然而被围在中间的少年却并不还手,如玉雕般俊秀清丽的容颜上覆满冷寂。
少年们下手极狠,却也似颇有顾忌,专挑不显眼的地方打。月白衣袍的少年疼得本来便白皙的肤色更是苍白的要透明一般,却仍旧紧咬牙关不吭一声,暗如永夜的双眸中透着的神情清冷隐忍却始终不卑不亢。
少年们似是极看不惯他这副清冷淡漠的样子,下手越发狠戾。其中一个身着绛紫华服的少年飞起一脚便将月白衣袍的少年踹倒在地,却还是不解气一般,正欲上前补上一脚时,却被一个透着清冷威仪的声音生生止住——
“住手!”
月白衣袍的少年匍匐在地,身上不知有多少暗伤,疼的面色苍白,细密的汗珠顺着额边缓缓滑落。他本来是闭了眼准备好了承受另一轮的拳打脚踢,却意料之外地听到了一个似乎熟悉却又明明不同的声音。他缓缓睁开眼,一双蓝色织锦绣花的凤头履便映入眼帘。
绛紫华服与一身玄衣的两个少年看着来人不由皱起了眉头,他们身后的三个少年却连忙拜下身去,齐齐道:“臣等见过来仪公主。”
来的正是大秦天王苻坚最宠爱的女儿,那个传说中伴凤鸣凰歌而生,天降祥瑞,命定金凰的来仪公主——苻凰,小字栖梧。
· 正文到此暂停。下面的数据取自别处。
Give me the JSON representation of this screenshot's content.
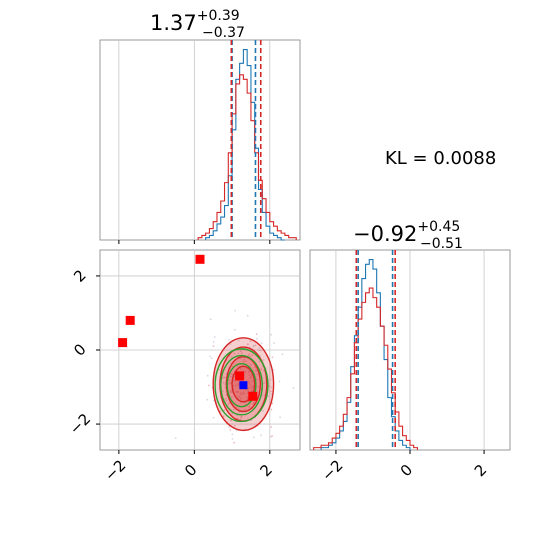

少女身着一袭雨过天青如水兰的对襟长裙,广袖轻扬,楚腰纤细,束一条银白织锦的宽腰带。墨发如瀑垂于身后,两鬓各贴一枚缀着碧玉琉璃珠的华胜,串珠的流苏垂在耳际摇摇晃晃,齐眉的额发下秋瞳若剪水,长睫如蝶翼。传言中绝色琉璃的容颜掩于一方水色轻纱之下,她盈盈站在一群身着浅粉宫衣的婢女中间,端庄大方,高贵清华,却又威仪凛凛,让人莫能直视。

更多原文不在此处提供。